The cardiovascular picture extends beyond blood pressure. People with insomnia have a 68% increased risk of heart attack and an 85% increased risk of stroke. A large meta-analysis following over 300,000 people who were healthy at the start found a 33% increased risk of dying from cardiovascular disease among those with insomnia over follow-up periods ranging from 3 to 20 years. Chronic activation of the stress response also disrupts how the body processes blood sugar, raising the risk of insulin resistance and type 2 diabetes.
How It’s Treated
Cognitive Behavioral Therapy for Insomnia (CBT-I)
CBT-I is the recommended first-line treatment for chronic insomnia in adults, endorsed with the strongest level of evidence by the American Academy of Sleep Medicine. It’s a structured program, typically lasting four to eight sessions, that targets the thoughts and behaviors perpetuating poor sleep. Components include sleep restriction (limiting time in bed to match actual sleep time, then gradually expanding it), stimulus control (re-associating the bed with sleep rather than wakefulness), and cognitive restructuring to reduce the anxiety and catastrophic thinking that build up around sleepless nights.

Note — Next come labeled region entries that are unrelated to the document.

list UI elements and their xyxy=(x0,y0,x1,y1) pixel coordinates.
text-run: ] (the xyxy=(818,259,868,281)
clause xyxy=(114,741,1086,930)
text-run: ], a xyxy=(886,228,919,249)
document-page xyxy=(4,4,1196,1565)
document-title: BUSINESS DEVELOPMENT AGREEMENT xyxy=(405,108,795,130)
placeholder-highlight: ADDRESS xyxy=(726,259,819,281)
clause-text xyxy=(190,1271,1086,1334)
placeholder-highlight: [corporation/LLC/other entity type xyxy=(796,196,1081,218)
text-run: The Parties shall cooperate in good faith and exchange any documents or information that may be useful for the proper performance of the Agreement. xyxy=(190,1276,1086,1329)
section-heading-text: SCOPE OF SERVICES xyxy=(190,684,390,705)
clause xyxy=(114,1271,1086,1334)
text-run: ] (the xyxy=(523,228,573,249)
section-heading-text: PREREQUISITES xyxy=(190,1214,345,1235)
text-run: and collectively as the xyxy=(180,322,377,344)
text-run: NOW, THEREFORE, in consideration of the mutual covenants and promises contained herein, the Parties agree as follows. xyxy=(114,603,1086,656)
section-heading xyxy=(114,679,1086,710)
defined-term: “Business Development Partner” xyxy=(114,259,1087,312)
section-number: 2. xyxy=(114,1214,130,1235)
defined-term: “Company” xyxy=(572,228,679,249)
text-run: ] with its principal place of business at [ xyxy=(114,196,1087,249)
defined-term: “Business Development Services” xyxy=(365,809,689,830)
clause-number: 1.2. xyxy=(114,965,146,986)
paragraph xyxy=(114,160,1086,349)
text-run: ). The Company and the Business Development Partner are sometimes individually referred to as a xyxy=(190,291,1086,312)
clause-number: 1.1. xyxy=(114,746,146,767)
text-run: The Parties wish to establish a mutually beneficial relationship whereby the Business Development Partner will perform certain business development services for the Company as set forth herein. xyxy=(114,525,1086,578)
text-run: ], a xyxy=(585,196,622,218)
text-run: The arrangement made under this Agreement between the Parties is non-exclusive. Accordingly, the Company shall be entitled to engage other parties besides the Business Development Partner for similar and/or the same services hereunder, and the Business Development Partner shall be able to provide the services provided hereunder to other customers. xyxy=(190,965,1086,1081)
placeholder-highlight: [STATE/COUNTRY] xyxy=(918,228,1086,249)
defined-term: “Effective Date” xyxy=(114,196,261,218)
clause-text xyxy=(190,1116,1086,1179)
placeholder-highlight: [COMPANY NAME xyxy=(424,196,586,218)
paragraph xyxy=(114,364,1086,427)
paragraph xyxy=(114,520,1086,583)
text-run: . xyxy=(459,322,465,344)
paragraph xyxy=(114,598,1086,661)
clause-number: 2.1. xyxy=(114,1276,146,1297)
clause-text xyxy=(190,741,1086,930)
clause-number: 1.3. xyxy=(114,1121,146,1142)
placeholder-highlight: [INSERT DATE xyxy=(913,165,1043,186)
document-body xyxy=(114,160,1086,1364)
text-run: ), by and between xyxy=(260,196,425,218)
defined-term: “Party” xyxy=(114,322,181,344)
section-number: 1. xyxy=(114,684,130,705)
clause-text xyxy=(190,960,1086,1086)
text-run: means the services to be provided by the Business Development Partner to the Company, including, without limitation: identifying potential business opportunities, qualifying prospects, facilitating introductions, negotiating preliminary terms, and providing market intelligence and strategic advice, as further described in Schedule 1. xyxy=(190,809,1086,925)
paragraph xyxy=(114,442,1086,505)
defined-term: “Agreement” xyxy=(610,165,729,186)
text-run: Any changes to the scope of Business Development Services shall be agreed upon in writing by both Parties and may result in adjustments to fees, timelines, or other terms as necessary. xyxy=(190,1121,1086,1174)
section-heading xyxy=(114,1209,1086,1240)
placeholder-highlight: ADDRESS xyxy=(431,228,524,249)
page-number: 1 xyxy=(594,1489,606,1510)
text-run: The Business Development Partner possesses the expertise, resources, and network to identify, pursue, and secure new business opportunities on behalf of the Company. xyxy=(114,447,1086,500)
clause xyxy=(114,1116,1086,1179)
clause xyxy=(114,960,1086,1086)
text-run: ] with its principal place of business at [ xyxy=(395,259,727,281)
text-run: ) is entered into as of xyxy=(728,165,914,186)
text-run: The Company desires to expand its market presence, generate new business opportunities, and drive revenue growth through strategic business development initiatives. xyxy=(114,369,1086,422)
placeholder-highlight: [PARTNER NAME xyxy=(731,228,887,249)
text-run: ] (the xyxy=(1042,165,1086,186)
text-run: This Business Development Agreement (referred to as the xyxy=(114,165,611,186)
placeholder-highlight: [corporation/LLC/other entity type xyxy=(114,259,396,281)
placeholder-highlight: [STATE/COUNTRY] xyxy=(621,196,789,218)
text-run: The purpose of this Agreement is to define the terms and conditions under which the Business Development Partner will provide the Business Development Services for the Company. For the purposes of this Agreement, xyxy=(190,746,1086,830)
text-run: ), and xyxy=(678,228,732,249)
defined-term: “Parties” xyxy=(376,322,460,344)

CBT-I consistently outperforms other approaches in clinical trials, producing higher rates of both improvement and full remission compared to control conditions. Its main advantage over medication is durability. The benefits tend to persist after treatment ends, whereas sleep often worsens again when medications are stopped. Side effects are essentially nonexistent.
Why Sleep Hygiene Alone Falls Short
Sleep hygiene, the familiar advice about keeping a cool, dark room, avoiding caffeine late in the day, and maintaining a consistent schedule, is helpful as a foundation but is not effective enough on its own for chronic insomnia. The American Academy of Sleep Medicine specifically recommends against using sleep hygiene as a standalone treatment. In studies comparing the two, sleep hygiene did produce some improvement over doing nothing, but CBT-I was consistently superior. Think of sleep hygiene as a necessary baseline, not a cure.
Medications
When medication is used, it generally falls into a few categories. One class works by enhancing the brain’s main calming signal, promoting sedation while aiming to minimize the muscle relaxation and dependency risk associated with older sedatives. Another newer class works differently: instead of forcing the brain into a sedated state, it blocks the chemical signals that promote wakefulness, essentially turning down the “stay awake” signal rather than amplifying the “go to sleep” signal. Medications can help in the short term or when CBT-I alone isn’t enough, but they don’t address the underlying patterns that maintain chronic insomnia, which is why behavioral treatment remains the preferred approach.
What Recovery Looks Like
Chronic insomnia is treatable, but improvement is usually gradual rather than overnight. With CBT-I, many people notice meaningful changes within two to four weeks, though the sleep restriction component can temporarily increase daytime sleepiness before it pays off. The goal isn’t perfection. Normal sleepers wake briefly during the night too. The goal is falling asleep within a reasonable window, staying asleep for most of the night, and waking feeling rested enough to function well during the day.